Les secrets de la longévité des chauves-souris
Les secrets de la longévité des chauves-souris
LE MONDE SCIENCE ET TECHNO
Une équipe internationale a mis en évidence les mécanismes d’expression des gènes qui permettraient à ces petites bêtes de vivre longtemps et en bonne santé.
« Zoologie ». Les chauves-souris effraient les uns, fascinent les autres. Chacun ou presque le sait : non contentes de posséder nos sens habituels, ces bestioles en ont développé un sixième, l’écholocation. Elles émettent ainsi des clics dont la réflexion sur les objets alentour lui permet d’entendre de nuit comme d’autres voient en plein jour. Autre particularité, et pas des moindres pour un mammifère : elles volent.
Mais il est encore une spécificité, nettement moins connue celle-là : leur longévité. Chez les mammifères, une règle presque intangible veut que les plus gros vivent plus longtemps. Nous autres humains y faisons figure d’exception, avec une durée d’existence particulièrement élevée compte tenu de notre poids. Un ours brun, communément quatre fois plus lourd, vit ainsi en moyenne deux fois moins longtemps. Dix-neuf espèces font toutefois encore mieux que nous, parmi lesquelles dix-huit espèces de chauves-souris (la dix-neuvième est le rat-taupe nu, autre merveille de la nature).
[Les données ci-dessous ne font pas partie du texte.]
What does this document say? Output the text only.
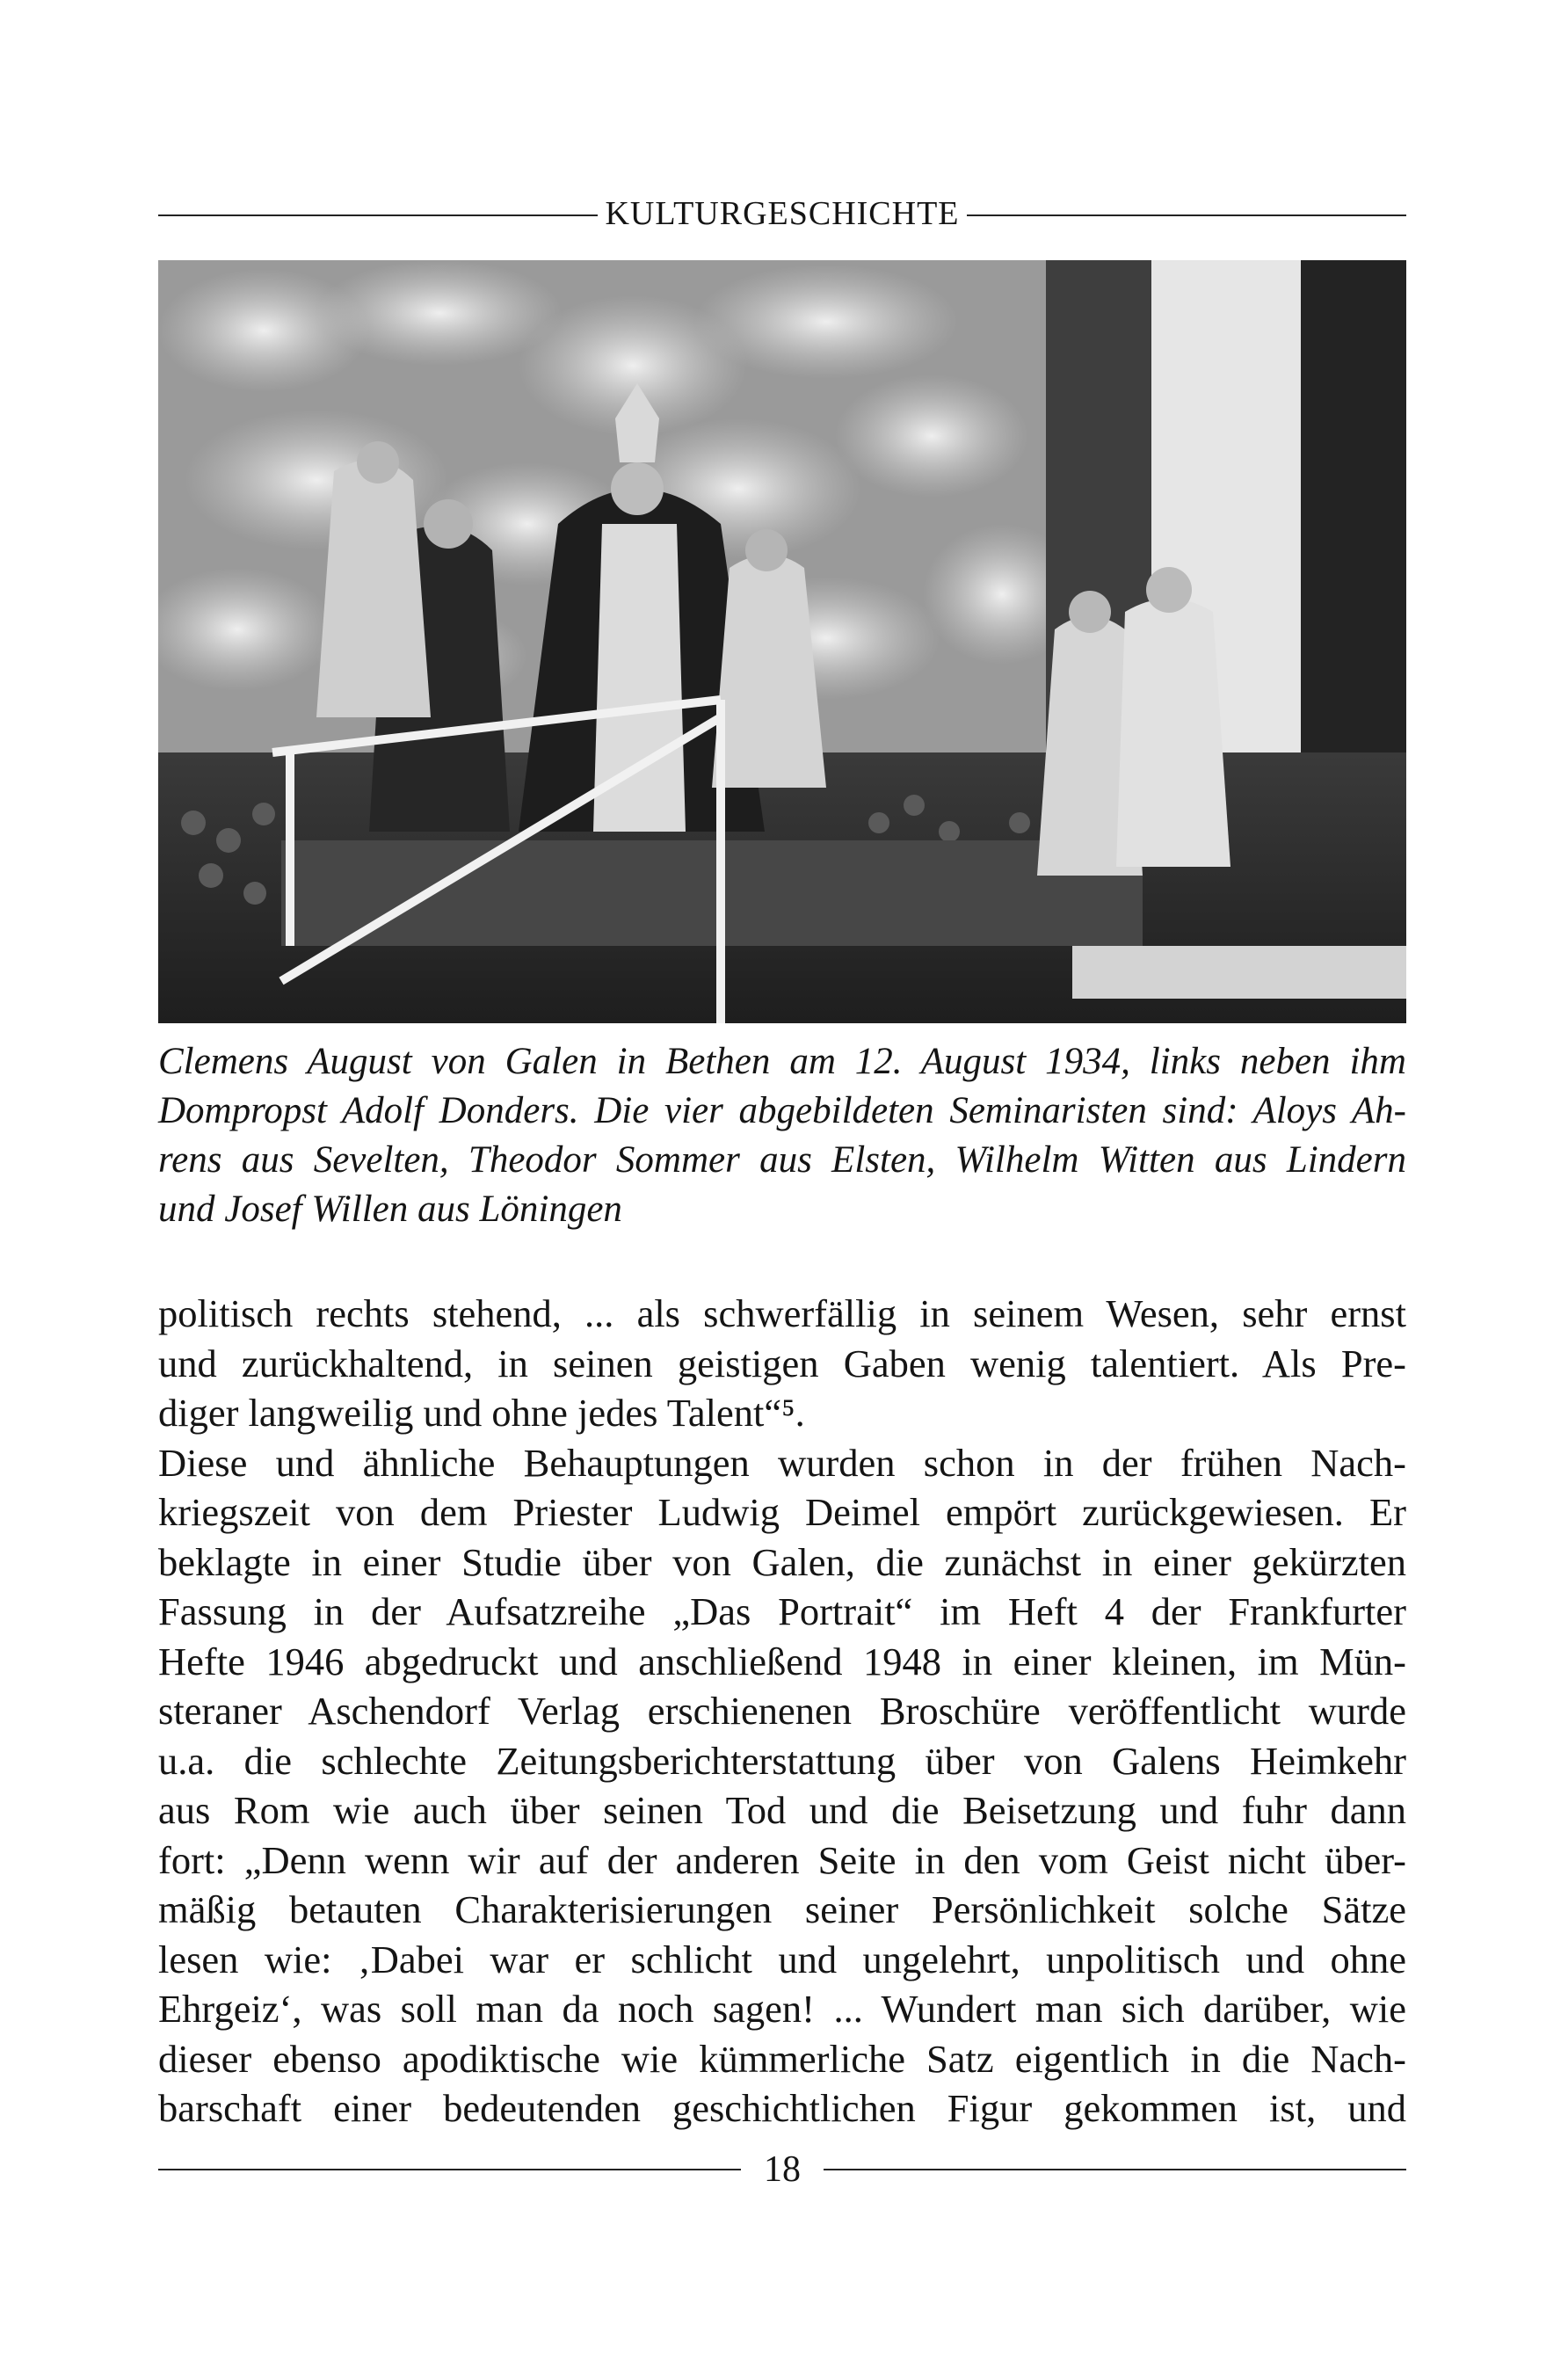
KULTURGESCHICHTE
Clemens August von Galen in Bethen am 12. August 1934, links neben ihm
Dompropst Adolf Donders. Die vier abgebildeten Seminaristen sind: Aloys Ah-
rens aus Sevelten, Theodor Sommer aus Elsten, Wilhelm Witten aus Lindern
und Josef Willen aus Löningen
politisch rechts stehend, ... als schwerfällig in seinem Wesen, sehr ernst
und zurückhaltend, in seinen geistigen Gaben wenig talentiert. Als Pre-
diger langweilig und ohne jedes Talent“⁵.
Diese und ähnliche Behauptungen wurden schon in der frühen Nach-
kriegszeit von dem Priester Ludwig Deimel empört zurückgewiesen. Er
beklagte in einer Studie über von Galen, die zunächst in einer gekürzten
Fassung in der Aufsatzreihe „Das Portrait“ im Heft 4 der Frankfurter
Hefte 1946 abgedruckt und anschließend 1948 in einer kleinen, im Mün-
steraner Aschendorf Verlag erschienenen Broschüre veröffentlicht wurde
u.a. die schlechte Zeitungsberichterstattung über von Galens Heimkehr
aus Rom wie auch über seinen Tod und die Beisetzung und fuhr dann
fort: „Denn wenn wir auf der anderen Seite in den vom Geist nicht über-
mäßig betauten Charakterisierungen seiner Persönlichkeit solche Sätze
lesen wie: ‚Dabei war er schlicht und ungelehrt, unpolitisch und ohne
Ehrgeiz‘, was soll man da noch sagen! ... Wundert man sich darüber, wie
dieser ebenso apodiktische wie kümmerliche Satz eigentlich in die Nach-
barschaft einer bedeutenden geschichtlichen Figur gekommen ist, und
18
« Myotis myotis » / PATRICK PLEUL / AFP
Champion incontesté, le minuscule murin de Brandt, avec ses 7 grammes, taquine les quarante printemps. Le grand murin (Myotis myotis), cinq fois plus lourd, en fait autant. Mais outre qu’il reste 2 000 fois plus léger que nous, il présente l’avantage de vivre dans nos contrées. Une équipe internationale s’est lancée dans une étude longitudinale de huit ans pour tenter de percer les mécanismes moléculaires capables d’expliquer la santé insolente de l’animal. Ses résultats, publiés le 10 juin, dans la revue Nature Ecology & Evolution ouvrent des pistes prometteuses pour la recherche sur le vieillissement.
L’équipe s’est appuyée sur les naturalistes de la Société d’étude et de protection de la nature de Bretagne (SEPNB) pour collecter 70 individus, d’âge connu, et les suivre pendant huit ans. Les biologistes de l’University College de Dublin ont ensuite réalisé le séquençage du transcriptome de 150 prélèvements sanguins. Contrairement au génome, composé d’ADN, le transcriptome est constitué par l’ensemble des ARN issus de la transcription du génome. Il permet d’étudier l’expression des gènes et « d’obtenir ainsi rapidement une vision d’ensemble des processus en cours chez un organisme », explique Sébastien Puechmaille, maître de conférences à l’université de Montpellier, et l’un des signataires de l’article.
L’analyse de quelque 1 700 milliards de bases a mis en évidence « des patrons d’expression de gènes tout à fait originaux », souligne Eric Petit, de la SEPNB. Des comparaisons ont, en effet, été réalisées entre Myotis myotis et trois autres espèces : la souris, le loup et l’homme. Là où, chez les autres mammifères, les voies métaboliques associées à la réparation de l’ADN, à l’immunité, à l’autophagie (nettoyage et recyclage des cellules) ou à la suppression des tumeurs faiblissent avec l’âge, celles du grand murin demeurent intactes.
Absence de cancers
En étudiant cette fois les micro-ARN, des médiateurs de la régulation de l’expression des gènes, les biologistes ont eu confirmation de ces résultats. Ainsi, non seulement les micro-ARN liés à la suppression des tumeurs augmentent avec l’âge, mais ceux favorables à la carcinogenèse, un mécanisme de formation des cancers, diminuent dans le temps chez le grand murin. De quoi expliquer chez lui l’absence totale de cette pathologie. Pour asseoir encore la démonstration, les chercheurs irlandais ont modifié génétiquement des souris en s’inspirant des résultats trouvés sur la chauve-souris : les rongeurs ont vu leur longévité augmenter.
Derrière les murins pointent évidemment les humains. « Ces résultats ouvrent de nouvelles perspectives et identifient de nouvelles cibles pour combattre le vieillissement », se réjouit Sébastien Puechmaille. Ils offrent une leçon plus fondamentale encore pour la science en montrant le parti à tirer de l’étude non pas d’espèces modèles, telles les souris, mais d’animaux extraordinaires. L’exception plutôt que la règle.